Between 1909 and 1927, there were 500,000 to 600,000 production workers in bituminous coal mining nationwide. By the time John L. Lewis became president of the United Mine Workers of America in 1920, the UMWA represented roughly 300,000 coal miners.
The 1933 passage of the National Industrial Recovery Act included provisions protecting the right of workers to organize. That is when the 43-year-old UMWA began its first massive organizing drive in Southwest Virginia under the leadership of Lewis, who later also founded the Congress of Industrial Organizations.

The UMWA's District 28, chartered in 1933, went on to serve miners in Virginia, eastern Kentucky, Tennessee and North Carolina.

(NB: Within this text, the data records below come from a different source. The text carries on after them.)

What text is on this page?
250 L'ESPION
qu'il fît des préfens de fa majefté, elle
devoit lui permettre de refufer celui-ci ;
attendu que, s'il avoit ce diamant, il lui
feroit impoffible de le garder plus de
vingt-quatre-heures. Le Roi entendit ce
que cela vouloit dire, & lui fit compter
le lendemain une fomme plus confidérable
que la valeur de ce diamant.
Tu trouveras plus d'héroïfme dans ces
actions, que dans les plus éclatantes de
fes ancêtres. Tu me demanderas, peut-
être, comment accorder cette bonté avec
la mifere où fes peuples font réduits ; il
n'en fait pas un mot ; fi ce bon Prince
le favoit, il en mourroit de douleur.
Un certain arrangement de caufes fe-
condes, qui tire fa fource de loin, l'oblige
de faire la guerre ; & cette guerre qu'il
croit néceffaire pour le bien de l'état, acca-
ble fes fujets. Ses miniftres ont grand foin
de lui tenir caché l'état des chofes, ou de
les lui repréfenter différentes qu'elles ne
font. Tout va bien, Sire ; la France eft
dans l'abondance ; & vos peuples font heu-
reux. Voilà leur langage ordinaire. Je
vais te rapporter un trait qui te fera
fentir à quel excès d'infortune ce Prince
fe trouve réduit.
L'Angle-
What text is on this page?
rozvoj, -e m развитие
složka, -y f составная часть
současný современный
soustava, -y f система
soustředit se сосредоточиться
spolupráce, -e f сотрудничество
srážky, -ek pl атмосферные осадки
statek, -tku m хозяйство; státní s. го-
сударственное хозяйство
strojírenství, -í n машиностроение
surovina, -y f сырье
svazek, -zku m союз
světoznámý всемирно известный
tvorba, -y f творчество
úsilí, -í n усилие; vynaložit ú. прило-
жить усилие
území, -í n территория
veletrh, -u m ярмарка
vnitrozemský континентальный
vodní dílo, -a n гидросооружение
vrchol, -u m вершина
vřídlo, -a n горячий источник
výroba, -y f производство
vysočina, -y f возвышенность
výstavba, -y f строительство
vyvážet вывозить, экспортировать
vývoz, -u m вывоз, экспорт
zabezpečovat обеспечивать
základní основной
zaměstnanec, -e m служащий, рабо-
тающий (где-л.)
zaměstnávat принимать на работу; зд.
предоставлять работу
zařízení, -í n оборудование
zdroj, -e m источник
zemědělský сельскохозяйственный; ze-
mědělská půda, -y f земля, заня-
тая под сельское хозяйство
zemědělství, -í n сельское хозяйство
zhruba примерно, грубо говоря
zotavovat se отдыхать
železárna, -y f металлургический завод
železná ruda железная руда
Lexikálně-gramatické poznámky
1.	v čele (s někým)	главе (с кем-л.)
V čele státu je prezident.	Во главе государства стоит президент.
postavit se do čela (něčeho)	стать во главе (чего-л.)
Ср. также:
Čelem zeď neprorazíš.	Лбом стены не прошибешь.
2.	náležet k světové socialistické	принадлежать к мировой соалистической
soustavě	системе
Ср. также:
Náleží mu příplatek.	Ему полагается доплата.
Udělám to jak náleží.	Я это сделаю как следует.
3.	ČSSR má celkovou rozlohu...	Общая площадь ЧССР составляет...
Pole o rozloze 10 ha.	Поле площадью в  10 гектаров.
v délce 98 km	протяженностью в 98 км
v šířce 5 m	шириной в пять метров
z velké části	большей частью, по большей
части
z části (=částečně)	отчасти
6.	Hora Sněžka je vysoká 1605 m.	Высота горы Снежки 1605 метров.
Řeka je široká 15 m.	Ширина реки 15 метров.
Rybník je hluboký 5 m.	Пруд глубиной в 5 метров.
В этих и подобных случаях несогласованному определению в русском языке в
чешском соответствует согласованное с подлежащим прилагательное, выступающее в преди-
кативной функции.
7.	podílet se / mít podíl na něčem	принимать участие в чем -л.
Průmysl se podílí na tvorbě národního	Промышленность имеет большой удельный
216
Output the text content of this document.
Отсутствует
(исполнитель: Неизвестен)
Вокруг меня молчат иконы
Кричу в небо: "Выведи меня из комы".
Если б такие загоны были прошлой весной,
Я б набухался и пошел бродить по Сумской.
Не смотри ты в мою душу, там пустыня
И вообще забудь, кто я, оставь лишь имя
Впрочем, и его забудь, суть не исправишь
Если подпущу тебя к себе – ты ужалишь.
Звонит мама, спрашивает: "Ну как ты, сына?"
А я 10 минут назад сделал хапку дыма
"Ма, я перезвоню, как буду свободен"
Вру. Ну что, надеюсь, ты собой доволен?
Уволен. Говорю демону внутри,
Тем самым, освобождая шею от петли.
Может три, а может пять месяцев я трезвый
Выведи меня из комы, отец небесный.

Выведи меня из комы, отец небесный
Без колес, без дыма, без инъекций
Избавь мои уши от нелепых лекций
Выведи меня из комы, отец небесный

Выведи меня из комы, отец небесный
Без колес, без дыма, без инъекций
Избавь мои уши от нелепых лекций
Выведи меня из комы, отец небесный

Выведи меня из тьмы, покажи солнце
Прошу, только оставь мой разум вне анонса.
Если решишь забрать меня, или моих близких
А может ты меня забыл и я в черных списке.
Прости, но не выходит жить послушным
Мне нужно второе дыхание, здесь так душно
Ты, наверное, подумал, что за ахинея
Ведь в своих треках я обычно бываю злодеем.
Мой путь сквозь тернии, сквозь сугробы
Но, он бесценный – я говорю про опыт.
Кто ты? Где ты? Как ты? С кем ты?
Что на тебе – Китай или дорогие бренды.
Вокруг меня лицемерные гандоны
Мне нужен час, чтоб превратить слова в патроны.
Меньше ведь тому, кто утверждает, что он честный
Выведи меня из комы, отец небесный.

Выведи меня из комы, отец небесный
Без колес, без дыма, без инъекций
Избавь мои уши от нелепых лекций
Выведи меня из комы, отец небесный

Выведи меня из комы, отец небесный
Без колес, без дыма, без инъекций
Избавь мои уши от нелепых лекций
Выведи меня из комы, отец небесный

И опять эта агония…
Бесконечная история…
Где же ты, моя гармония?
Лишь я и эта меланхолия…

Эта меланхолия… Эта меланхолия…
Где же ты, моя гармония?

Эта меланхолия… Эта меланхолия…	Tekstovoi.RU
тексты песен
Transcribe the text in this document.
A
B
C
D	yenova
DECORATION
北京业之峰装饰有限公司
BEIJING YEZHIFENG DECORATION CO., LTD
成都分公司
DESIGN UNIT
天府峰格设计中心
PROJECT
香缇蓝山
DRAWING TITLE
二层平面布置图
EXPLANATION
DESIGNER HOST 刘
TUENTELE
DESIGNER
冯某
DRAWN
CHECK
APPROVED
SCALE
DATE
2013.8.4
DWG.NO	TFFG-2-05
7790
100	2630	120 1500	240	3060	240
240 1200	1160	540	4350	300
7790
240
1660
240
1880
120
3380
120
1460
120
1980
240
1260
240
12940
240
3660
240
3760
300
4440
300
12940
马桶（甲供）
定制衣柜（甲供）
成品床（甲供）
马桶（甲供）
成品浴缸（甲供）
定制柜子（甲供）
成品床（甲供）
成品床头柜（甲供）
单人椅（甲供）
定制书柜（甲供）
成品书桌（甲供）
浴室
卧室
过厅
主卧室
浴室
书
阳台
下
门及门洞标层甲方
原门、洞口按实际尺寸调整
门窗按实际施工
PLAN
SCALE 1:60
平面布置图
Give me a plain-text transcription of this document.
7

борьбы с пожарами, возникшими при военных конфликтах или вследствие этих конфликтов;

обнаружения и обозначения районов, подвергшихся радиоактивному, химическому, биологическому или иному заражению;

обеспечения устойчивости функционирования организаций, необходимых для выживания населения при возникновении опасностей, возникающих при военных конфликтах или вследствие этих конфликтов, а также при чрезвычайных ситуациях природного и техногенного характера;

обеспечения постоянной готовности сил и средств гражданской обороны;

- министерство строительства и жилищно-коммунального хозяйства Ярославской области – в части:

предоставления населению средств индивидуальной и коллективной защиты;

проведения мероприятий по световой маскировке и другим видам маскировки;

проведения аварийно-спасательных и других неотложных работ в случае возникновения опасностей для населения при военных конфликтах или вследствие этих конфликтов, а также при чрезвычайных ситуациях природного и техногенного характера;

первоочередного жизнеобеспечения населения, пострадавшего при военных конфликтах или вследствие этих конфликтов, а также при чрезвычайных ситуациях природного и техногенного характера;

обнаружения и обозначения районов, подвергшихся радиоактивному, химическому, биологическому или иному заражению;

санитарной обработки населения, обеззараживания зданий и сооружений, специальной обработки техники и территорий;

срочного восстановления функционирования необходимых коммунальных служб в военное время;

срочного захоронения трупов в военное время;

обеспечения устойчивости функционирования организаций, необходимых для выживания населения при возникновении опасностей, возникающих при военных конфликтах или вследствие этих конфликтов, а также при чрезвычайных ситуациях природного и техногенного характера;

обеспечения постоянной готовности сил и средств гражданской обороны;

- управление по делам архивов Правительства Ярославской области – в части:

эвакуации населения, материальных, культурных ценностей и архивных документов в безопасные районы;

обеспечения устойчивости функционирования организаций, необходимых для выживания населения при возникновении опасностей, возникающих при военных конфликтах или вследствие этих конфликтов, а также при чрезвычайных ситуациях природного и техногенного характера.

The 1935 National Labor Relations Act greatly expanded the move toward a pro-union, high-wage political environment, sparking massive increases in the number of workers represented by a union. Overall union membership among American workers doubled between 1936 and 1938.

During World War II, Lewis led an estimated 500,000 UMWA members to violate the labor movement's no-strike pledge in protest of frozen wages.

In the two years after the war, the federal government operated bituminous mines for 13 months during a nationwide strike.

In 1946, the government and the union struck an agreement to allow more mechanization of mines, in exchange for a promise of lifetime health care for miners. Lewis knew the ultimate result would be significant layoffs. By 1950, coal mine employment had fallen to 351,000.

Growing mechanization, along with competition from other fuels, dropped coal employment below 150,000 by 1960, when Lewis retired.

Fourteen years later, Westmoreland Coal Co. launched its first surface mine operations in the western United States, joining other companies in what was then a high-productivity, non-union environment.

In 1990, nearly 11,800 people were employed in the Southwest Virginia coal industry, with slightly less than 3,800 of them represented by the union.

By 1999, only 70,000 coal production workers were left in the entire U.S.

Early that year, the UMWA's District 28, with headquarters in Castlewood, Va., merged into Alabama-based District 20 due to the shutdown of several large local mines and loss of membership.

By the end of the 20th century, the UMW's nationwide membership of active miners had declined to about 30,000.

In 2003, roughly 6,500 people worked in the Southwest Virginia coal industry, with roughly 350 of them belonging to the UMW.